Выбрать главу

Беседа снова стала общей, и Брунетти тоже произнес пару реплик. Его внимание постоянно привлекала нервозность гостьи. Вечером после спектакля Флавия рада была его видеть, значит, сегодняшнее волнение не связано с тем, что когда-то он многое узнал о ее личной жизни. Конте с контессой, будучи в хорошем настроении, могли с легкостью успокоить и расположить к себе не только взволнованную гостью, но и впечатлительную левретку; с левреткой было даже проще – вряд ли она обратит внимание на портрет кисти Тициана в гостиной и выгравированные на столовом приборе фамильные гербы. Паола тоже, отметил про себя комиссар, старательно играла роль примерной матери семейства.

Контесса спросила, где Флавия планирует выступать после Венеции, и та ответила, что еще неделю будет петь Тоску здесь, затем устроит себе небольшой отпуск, а после поедет в Барселону. Брунетти показалось занятным, что она не уточнила, куда именно отправится во время отдыха и будет ли работать в Испании. Он по опыту знал, что большинство людей готовы бесконечно рассказывать о себе, и не ожидал такой скромности от оперной дивы.

Паола удивила всех, сказав:

– Наверное, тяжело так жить.

Флавия резко повернулась к ней, но тут же опустила глаза и взяла бокал с вином. Намеренно долгий глоток – и певица поставила бокал обратно на стол.

– Да, иногда. Постоянные переезды, и часто ты в чужом городе один – по многу недель подряд. Я скучаю по сыну и дочери, но они уже не в том возрасте, когда дети горят желанием проводить свободное время с матерью.

И, подумав, что это могло прозвучать как жалоба, она, опомнившись, быстро добавила:

– За эти годы я успела поработать со столькими людьми, что в постановке всегда задействован хотя бы один мой знакомый или знакомая. Это облегчает мне задачу.

– Позволю себе спросить: а что хуже всего? – Контесса тут же попыталась смягчить вопрос: – Я так часто бываю одна, что для меня это звучит скорее соблазнительно.

– Нет ничего хуже, – ответила Флавия, и Брунетти подумал: наконец-то она говорит что думает. – Пожалуй, на самом деле нет ничего по-настоящему плохого. Я просто люблю пожаловаться!

Флавии хватило одного взгляда, чтобы понять: она безраздельно завладела их вниманием.

– Петь – это всегда приятно, особенно если ты знаешь, что выступил хорошо и рядом с тобой доброжелательные коллеги. – Она выпила воды и продолжила: – Думаю, это ничем не отличается от работы, требующей длительной подготовки и планирования, – это как отреставрировать картину или сшить пару туфель.

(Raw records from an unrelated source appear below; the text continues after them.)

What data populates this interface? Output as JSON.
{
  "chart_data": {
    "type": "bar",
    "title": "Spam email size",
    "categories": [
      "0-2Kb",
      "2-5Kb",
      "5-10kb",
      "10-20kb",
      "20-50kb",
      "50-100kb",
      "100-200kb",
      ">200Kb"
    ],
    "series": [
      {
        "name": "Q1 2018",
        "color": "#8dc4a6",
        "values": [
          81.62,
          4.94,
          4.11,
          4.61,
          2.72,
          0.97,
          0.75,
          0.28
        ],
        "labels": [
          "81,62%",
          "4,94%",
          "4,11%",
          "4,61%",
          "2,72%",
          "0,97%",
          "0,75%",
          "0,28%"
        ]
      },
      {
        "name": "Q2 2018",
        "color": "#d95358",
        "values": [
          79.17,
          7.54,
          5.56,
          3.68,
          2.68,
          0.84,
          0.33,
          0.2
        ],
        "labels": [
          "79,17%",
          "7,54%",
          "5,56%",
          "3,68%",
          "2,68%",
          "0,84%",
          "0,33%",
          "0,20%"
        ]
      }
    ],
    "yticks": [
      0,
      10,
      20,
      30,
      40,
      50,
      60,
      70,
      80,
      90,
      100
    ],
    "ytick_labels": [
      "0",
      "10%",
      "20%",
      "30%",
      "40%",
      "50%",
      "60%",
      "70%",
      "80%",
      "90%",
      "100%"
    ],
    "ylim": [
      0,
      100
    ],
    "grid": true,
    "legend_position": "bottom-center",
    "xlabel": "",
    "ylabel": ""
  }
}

Ты долго-долго этому учишься, потом на выходе получаешь готовый продукт, и он прекрасен.

Брунетти подумал, что это сравнение справедливо лишь отчасти. Кто-то потом пользуется туфлями или картиной; единственное, что остается у певца, – это воспоминания. По крайней мере, так было до изобретения YouTube.

Но Флавии еще было что сказать.

– Дни могут тянуться бесконечно, если ты один в городе, которого не знаешь. Или не любишь. Может, это и есть самое плохое?..

– И что это за города? – перебил ее вопросом Брунетти.

– Брюссель, – без колебаний ответила певица. – И Милан.

Ему они тоже не нравились, но он не стал вслух удивляться тому, что в одном из этих городов Флавия предпочла поселиться.

– Это, наверное, утомительно – выслушивать, как другие восхищаются тем, какая интересная у вас жизнь? – благожелательно полюбопытствовала контесса.

Флавия рассмеялась.

– Не знаю, сколько раз мне это говорили. Впрочем, все, кто много путешествует, слышат это постоянно.

– Но никто не скажет это бухгалтеру или страховому агенту, не так ли? – произнесла Паола.

– Да уж, – отозвалась Флавия и после короткой паузы добавила: – Странность в том, что люди, которые так говорят, чаще всего понятия не имеют, как на самом деле мы живем.

– А твоим поклонникам это интересно? – спросила Паола.

Флавия инстинктивно подалась назад, словно прячась от этих слов.

– Что-то не так? – спросила контесса.

Ее тревога проявилась в тоне, в то время как тревога Флавии – во всем ее облике.

– Нет, все хорошо, – сказала певица.